En termes d'utilisation des fonds patrimoniaux, les autres attentes du professeur porteraient sur les outils de recherche. Pour lors, ce rôle est rempli par les collaborateurs du Centre BD sans lesquels l'accès autonome aux documents est difficile. L'existence d'une base de données enrichie lui semblerait une bonne chose. Il pense d'ailleurs que les chercheurs pourraient concourir à son élaboration, en participant à l'inventaire, en proposant des critères en fonction des données de la recherche. Il trouverait donc intéressant de développer un outil commun et de pouvoir intégrer dans ces instruments de catalogage et de recherche les informations issues de la recherche. Dans leur travail, les chercheurs développent en outre des bases de données d'images qui pourraient être utiles pour le Centre BD, mais pour lors l'incompatibilité des systèmes informatiques ne permet pas la mise en commun des données.

Collaborations avec les institutions patrimoniales

Les collaborations entre le GrEBD – et de manière générale les chercheurs de l'UNIL – et le Centre BD de la Ville de Lausanne existent donc déjà depuis plusieurs années. Avant tout, les collections du Centre BD représentent une ressource indispensable pour les chercheurs. En outre, celui-ci apporte un encadrement institutionnel aux projets de recherche. Mais la collaboration s'est développée au fil des années. Qu'il s'agisse de l'accès aux collections, de la co-production d'expositions ou de la mise en place d'un projet de recherche dans une perspective de valorisation des fonds patrimoniaux, les partenariats sont multiples et les avantages réciproques. Pour Alain Boillat, cette collaboration n'est pas occasionnelle ; il s'agit d'une relation privilégiée qu'il dit vouloir nourrir en continuant d'élaborer des projets en commun. La valorisation des fonds de la Ville est d'ailleurs une des missions du GrEBD. Il pense par ailleurs que le rapport est fructueux pour les deux parties, et il apprécie le fait qu'il y ait un intérêt mutuel pour leurs activités respectives. Il apprécie que le bibliothécaire du Centre BD soit souvent présent aux événements organisés à l'UNIL ou par le GrEBD. Pour sa part, il s'intéresse à la démarche patrimoniale, à la ligne de développement des fonds et profite vraiment de la connaissance spécialisée des collaborateurs du Centre BD sur les collections. Il serait intéressé à ce que ceux-ci soient impliqués dans

les activités universitaires, qu'ils interviennent dans les publications ou dans les colloques, afin de présenter leur démarche et de la mettre en regard avec celles de la recherche.
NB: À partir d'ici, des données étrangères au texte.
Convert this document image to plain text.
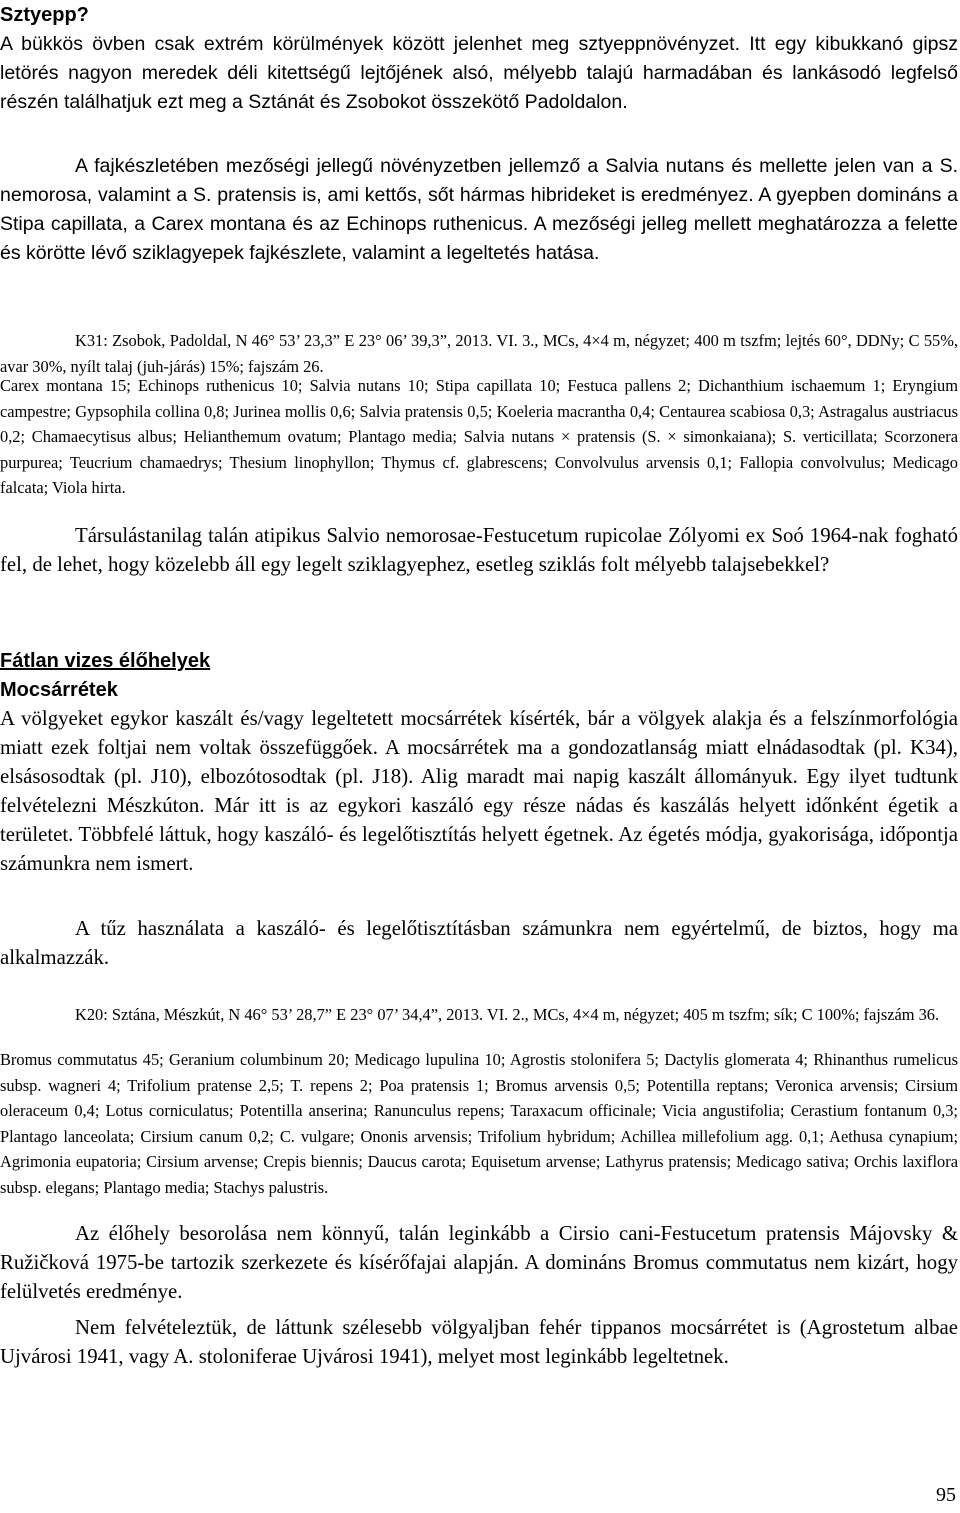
Sztyepp?

A bükkös övben csak extrém körülmények között jelenhet meg sztyeppnövényzet. Itt egy kibukkanó gipsz letörés nagyon meredek déli kitettségű lejtőjének alsó, mélyebb talajú harmadában és lankásodó legfelső részén találhatjuk ezt meg a Sztánát és Zsobokot összekötő Padoldalon.

A fajkészletében mezőségi jellegű növényzetben jellemző a Salvia nutans és mellette jelen van a S. nemorosa, valamint a S. pratensis is, ami kettős, sőt hármas hibrideket is eredményez. A gyepben domináns a Stipa capillata, a Carex montana és az Echinops ruthenicus. A mezőségi jelleg mellett meghatározza a felette és körötte lévő sziklagyepek fajkészlete, valamint a legeltetés hatása.

K31: Zsobok, Padoldal, N 46° 53’ 23,3” E 23° 06’ 39,3”, 2013. VI. 3., MCs, 4×4 m, négyzet; 400 m tszfm; lejtés 60°, DDNy; C 55%, avar 30%, nyílt talaj (juh-járás) 15%; fajszám 26.

Carex montana 15; Echinops ruthenicus 10; Salvia nutans 10; Stipa capillata 10; Festuca pallens 2; Dichanthium ischaemum 1; Eryngium campestre; Gypsophila collina 0,8; Jurinea mollis 0,6; Salvia pratensis 0,5; Koeleria macrantha 0,4; Centaurea scabiosa 0,3; Astragalus austriacus 0,2; Chamaecytisus albus; Helianthemum ovatum; Plantago media; Salvia nutans × pratensis (S. × simonkaiana); S. verticillata; Scorzonera purpurea; Teucrium chamaedrys; Thesium linophyllon; Thymus cf. glabrescens; Convolvulus arvensis 0,1; Fallopia convolvulus; Medicago falcata; Viola hirta.

Társulástanilag talán atipikus Salvio nemorosae-Festucetum rupicolae Zólyomi ex Soó 1964-nak fogható fel, de lehet, hogy közelebb áll egy legelt sziklagyephez, esetleg sziklás folt mélyebb talajsebekkel?

Fátlan vizes élőhelyek

Mocsárrétek

A völgyeket egykor kaszált és/vagy legeltetett mocsárrétek kísérték, bár a völgyek alakja és a felszínmorfológia miatt ezek foltjai nem voltak összefüggőek. A mocsárrétek ma a gondozatlanság miatt elnádasodtak (pl. K34), elsásosodtak (pl. J10), elbozótosodtak (pl. J18). Alig maradt mai napig kaszált állományuk. Egy ilyet tudtunk felvételezni Mészkúton. Már itt is az egykori kaszáló egy része nádas és kaszálás helyett időnként égetik a területet. Többfelé láttuk, hogy kaszáló- és legelőtisztítás helyett égetnek. Az égetés módja, gyakorisága, időpontja számunkra nem ismert.

A tűz használata a kaszáló- és legelőtisztításban számunkra nem egyértelmű, de biztos, hogy ma alkalmazzák.

K20: Sztána, Mészkút, N 46° 53’ 28,7” E 23° 07’ 34,4”, 2013. VI. 2., MCs, 4×4 m, négyzet; 405 m tszfm; sík; C 100%; fajszám 36.

Bromus commutatus 45; Geranium columbinum 20; Medicago lupulina 10; Agrostis stolonifera 5; Dactylis glomerata 4; Rhinanthus rumelicus subsp. wagneri 4; Trifolium pratense 2,5; T. repens 2; Poa pratensis 1; Bromus arvensis 0,5; Potentilla reptans; Veronica arvensis; Cirsium oleraceum 0,4; Lotus corniculatus; Potentilla anserina; Ranunculus repens; Taraxacum officinale; Vicia angustifolia; Cerastium fontanum 0,3; Plantago lanceolata; Cirsium canum 0,2; C. vulgare; Ononis arvensis; Trifolium hybridum; Achillea millefolium agg. 0,1; Aethusa cynapium; Agrimonia eupatoria; Cirsium arvense; Crepis biennis; Daucus carota; Equisetum arvense; Lathyrus pratensis; Medicago sativa; Orchis laxiflora subsp. elegans; Plantago media; Stachys palustris.

Az élőhely besorolása nem könnyű, talán leginkább a Cirsio cani-Festucetum pratensis Májovsky & Ružičková 1975-be tartozik szerkezete és kísérőfajai alapján. A domináns Bromus commutatus nem kizárt, hogy felülvetés eredménye.

Nem felvételeztük, de láttunk szélesebb völgyaljban fehér tippanos mocsárrétet is (Agrostetum albae Ujvárosi 1941, vagy A. stoloniferae Ujvárosi 1941), melyet most leginkább legeltetnek.

95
Au-delà de la seule relation avec le Centre BD, le fondateur du GrEBD souhaite développer des partenariats, par exemple en vue de mettre en place un réseau pour la

« circulation des discours ». Les expositions de l'UNIL sont à caractère pédagogique et

il lui semblerait intéressant de les ouvrir à un plus large public en les diffusant avec divers partenaires. Localement, une articulation entre la recherche, le Centre BD et le festival BD-FIL l'intéresserait beaucoup et il pense également à sortir des frontières vaudoises. Le but n'est pas de multiplier les contacts, mais de créer un véritable réseau de partenariats et de collaborations sur la durée. L'autre partenaire du GrEBD actuellement est la Maison d'Ailleurs, mais il pense également au Jura, où est né récemment un festival BD et qui prévoit d'accueillir le Musée Rosinski (à Delémont), et parce qu'il a déjà eu des rapports avec la biblliothèque de La Chaux-de-Fonds qui semble très intéressée à travailler autour de la BD.